У нас есть критика и нет литературы. Где же ты это нашел? Именно критики у нас и недостает. Отселе репутация Ломоносова (уважая в нем великого человека, но, конечно, не великого поэта: он понял истинный источник русского языка и красоты оного: вот его главная услуга) и Хераскова, и если последний упал в общем мнении, то верно уже не от критики Мерзлякова. Кумир Державина 1/4 золотой, 3/4 свинцовый, доныне еще не оценен. Ода «К Фелице» стоит наряду с «Вельможей», ода «Бог» с одой «На смерть Мещерского», ода «К Зубову» недавно открыта. Княжнин безмятежно пользуется своею славою. Богданович причислен к великим поэтам, Дмитриев также. Мы не имеем ни единого комментария, ни единой критической книги. Мы не знаем, что такое Крылов, Крылов, который стоит выше Лафонтена, как Державин выше Ж.Б. Руссо! Что же ты называешь критикою? «Вестник Европы» и «Благонамеренный»? Библиографические известия Греча и Булгарина?.. Но признайся, что это все не может установить какого-нибудь мнения в публике, не может почесться уложением вкуса.[154]… Но где же критика? Нет, фразу твою можешь сказать наоборот: литература кой-какая есть, а критики нет. Впрочем, ты сам немного позже с этим соглашаешься.

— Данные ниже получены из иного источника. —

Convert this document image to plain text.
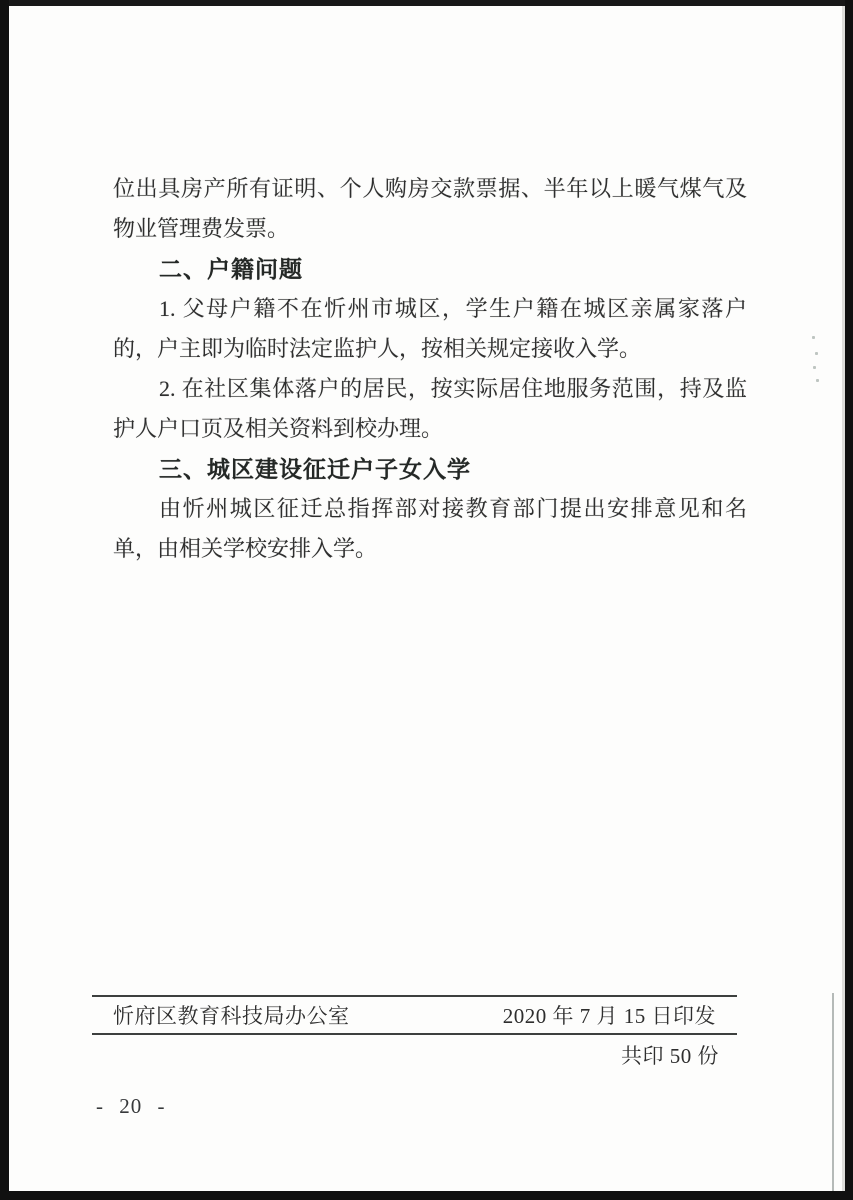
位出具房产所有证明、个人购房交款票据、半年以上暖气煤气及
物业管理费发票。
二、户籍问题
1. 父母户籍不在忻州市城区，学生户籍在城区亲属家落户
的，户主即为临时法定监护人，按相关规定接收入学。
2. 在社区集体落户的居民，按实际居住地服务范围，持及监
护人户口页及相关资料到校办理。
三、城区建设征迁户子女入学
由忻州城区征迁总指挥部对接教育部门提出安排意见和名
单，由相关学校安排入学。
忻府区教育科技局办公室	2020 年 7 月 15 日印发
共印 50 份
- 20 -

Отчего у нас нет гениев и мало талантов? Во-первых, у нас Державин и Крылов; во-вторых, где же бывает много талантов?

Ободрения у нас нет, и слава богу. Отчего же нет? Державин, Дмитриев были в ободрении… Век Екатерины – век ободрений… Карамзин, кажется, ободрен. Жуковский не может жаловаться. Крылов также. Гнедич в тишине кабинета совершает свой подвиг: посмотрим, когда появится его Гомер…{253}

Ободрение может оперить только обыкновенные дарования. Не говорю об Августовом веке. Но Тасс и Ариост оставили в своих поэмах следы княжеского покровительства. Шекспир лучшие свои комедии написал по заказу Елисаветы. Мольер был камердинером Людовика{254}. Бессмертный «Тартюф», плод самого сильного напряжения комического гения, обязан бытием своим заступничеству монарха…{255} Державину покровительствовали три царя. Ты не то сказал, что хотел. Я буду за тебя говорить».[155]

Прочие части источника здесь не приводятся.